Peele and Key actually joined the project back in 2012, though development updates were few and far between after that. The plan had them producing and starring in a rebooted, R rated version of the 1984 comedy, written by Ike Barinholtz and his writing partner David Stassen for New Line Cinema. Given the duo’s chemistry on ‘Mad TV’ and their own sketch series, the idea of them anchoring a modernized ‘Police Academy’ had real comedic potential on paper.
That potential never made it to a screen. On the June 17 episode of his podcast ‘Funny You Ask,’ Barinholtz told guest Joel McHale the story of an awkward pitch meeting tied to the rewrite. Barinholtz revealed that he and Stassen were rewriting the script for ‘Police Academy,’ but after a police officer killed Michael Brown in 2014, everyone involved realized it was no longer a good idea to make a comedy about cops, even after the film had spent roughly 12 years in development.
Barinholtz did not soften the moment when he described it on the show. As we were developing the film, Mike Brown got shot, and all of a sudden, we were making the movie for Key and Peele, and people were like, we’re not making a cop comedy right now where we’re having these two hilarious Black actors play police officers, Barinholtz said during his conversation, according to a report from Variety. The studio, he explained, simply could not ignore how badly the tone would clash with the national mood.
The original ‘Police Academy,’ released in 1984, starred Steve Guttenberg, Kim Cattrall and Bubba Smith, and it became a major box office success that spawned six sequels, a live action television series and an animated series. That legacy is part of why New Line kept circling back to the property even decades later. Attempts to revive the franchise have repeatedly stalled since 2003.
The timing made the cancellation feel almost inevitable. Just days after Brown’s death, the buddy cop comedy ‘Let’s Be Cops,’ starring Damon Wayans Jr. and Jake Johnson, opened to intense criticism. Seeing that backlash play out in real time only confirmed how risky a comedic cop project looked in that exact moment.

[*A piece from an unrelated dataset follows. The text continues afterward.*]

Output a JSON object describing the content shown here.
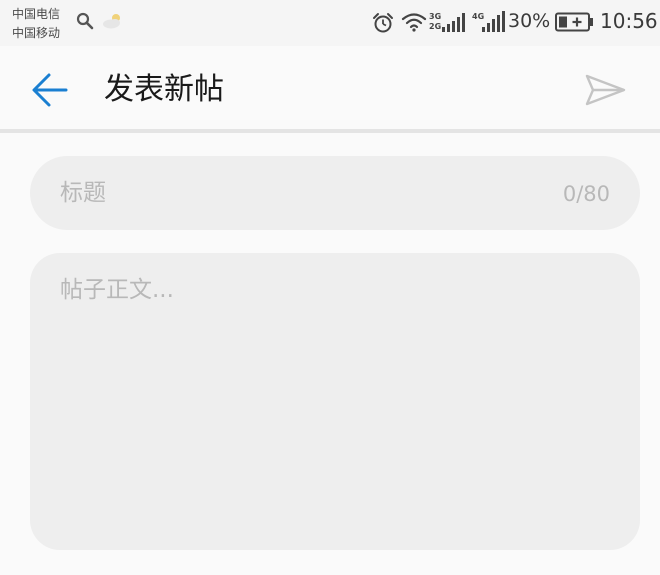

Barinholtz is now starring in the Apple TV Plus showbiz satire ‘The Studio,’ while Peele continues developing his next secret feature film and Key is working on the ‘Romy and Michele’s High School Reunion’ sequel. None of them have publicly suggested the ‘Police Academy’ rewrite could ever be revived.
Knowing how close Key and Peele came to suiting up as cops in a modern ‘Police Academy,’ would you have wanted to see that version reach theaters, or does this feel like a reboot that was always better left unmade?